Plectanocotyle

Scientific classification
- Kingdom: Animalia
- Phylum: Platyhelminthes
- Class: Monogenea
- Order: Mazocraeidea
- Family: Plectanocotylidae
- Genus: Plectanocotyle Diesing, 1850
- Type species: Plectanocotyle elliptica Diesing, 1850

= Plectanocotyle =

Genus of flatworms

Plectanocotyle is a genus of monogeneans in the family Plectanocotylidae.

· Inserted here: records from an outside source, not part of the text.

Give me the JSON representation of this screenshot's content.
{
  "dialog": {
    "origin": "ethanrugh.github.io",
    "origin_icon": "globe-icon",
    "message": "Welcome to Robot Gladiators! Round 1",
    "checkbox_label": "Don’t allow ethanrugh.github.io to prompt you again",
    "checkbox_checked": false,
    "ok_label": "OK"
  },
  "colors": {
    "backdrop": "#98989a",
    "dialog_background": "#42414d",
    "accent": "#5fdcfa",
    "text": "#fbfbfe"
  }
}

It includes five species of parasites on the gills of fish.

==Species==
According to a study funded by The Swedish Taxonomy Initiative, there are four valid species in this genus:
- Plectanocotyle gurnardi (Van Beneden & Hesse, 1863) Llewellyn, 1941
- Plectanocotyle jeanloujustinei Cappelletti & Bouguerche, 2024
- Plectanocotyle lastovizae Ayadi, Tazerouti, Gey & Justine, 2022
- Plectanocotyle major Boudaya, Neifar & Euzet, 2006

==Other Species==
Plectanocotyle elliptica Diesing, 1850: described probably based on a mutilated specimen, and most importantly, it was suggested that either the host fish had been misidentified or the specimen had been mislabeled as to origin (Price, 1961). It is considered currently a species inquirenda.

Plectanocotyle caudata Lebour, 1908: considered currently synonym of P. gurnardi.

Plectanocotyle lorenzii Monticelli, 1899: considered currently a species inquirenda.